Writing is hard. The writer has to expel some amount of ego and invest it into their words, because if the author does not care, why should the reader? This infusion of ego lends personal confidence to a piece. However, this is a tough line to walk.
In producing Magic content, finding the line between ego and confidence can separate good content from great content.
People consume Magic content for multiple reasons- they want to get better, a desire for new ideas, travel tales of the games' top pros. Me? I write about Pauper, a niche format largely played online. No huge prizes and no Pro Tours in exotic locations.
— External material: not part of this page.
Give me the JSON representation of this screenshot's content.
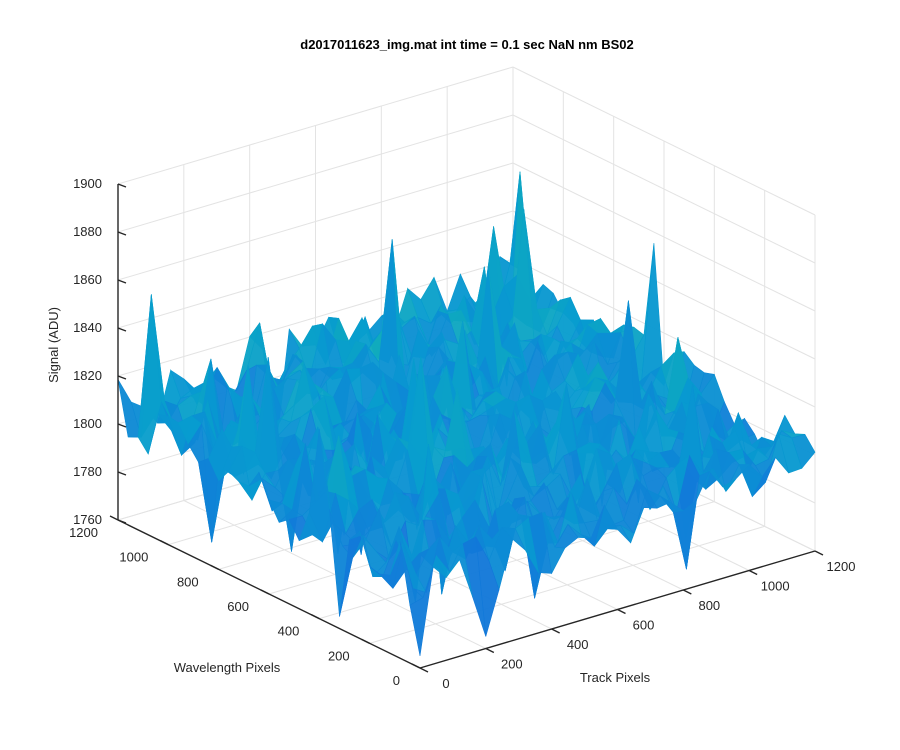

No guts. No glory. Just Magic.
I write because I care about the format and the community. I have been a part of the Pauper community for the better part of a decade and it is something I understand, so I want to share my passion with the Magic-sphere. When I write, I refuse to submit anything unless I am pleased in what I have produced. My deck may not be the best or my reasoning may not be at the level of Magic's elite, but I can let something go into the aether and be happy with the words.
To me, this is confidence. I have written something for consumption and therefore is fit to be read (but not necessarily accepted as "good"). I, as an entity, am a minor factor. Do I have some inherent capital from notoriety Absolutely and I would be crazy to deny this. What I strive against, in my own work, is putting forth an idea, concept, or deck and expecting people to take it as truth because it coming from me.
There is another producer of Pauper content out there who seems content to expect his work (largely decks) to be consumed and appreciated on his say so. While his ideas may be sound, they are put forth with the concept of "These are my ideas, so they must be good."
This annoys me because I used to be the same way. When I first started writing Magic articles, I believed that any idea I had was miles away than that of other people playing Pauper, and that to not understand my clear genius was an insult. It was only after time, many loses, and a break from writing that I realized my error.
Writing with Confidence is believing what you have produced is good. Writing with Ego is believing whatever you produce is good enough for consumption.
This is not to say that ego is bad. As I said above, all writers need an ego. An ego required to believe that the writer is good enough to make something worth the reader's time. When it becomes more about the writer than the reader, that is when the scales tip.
Of course writing this is just an expression of my ego, so there is that.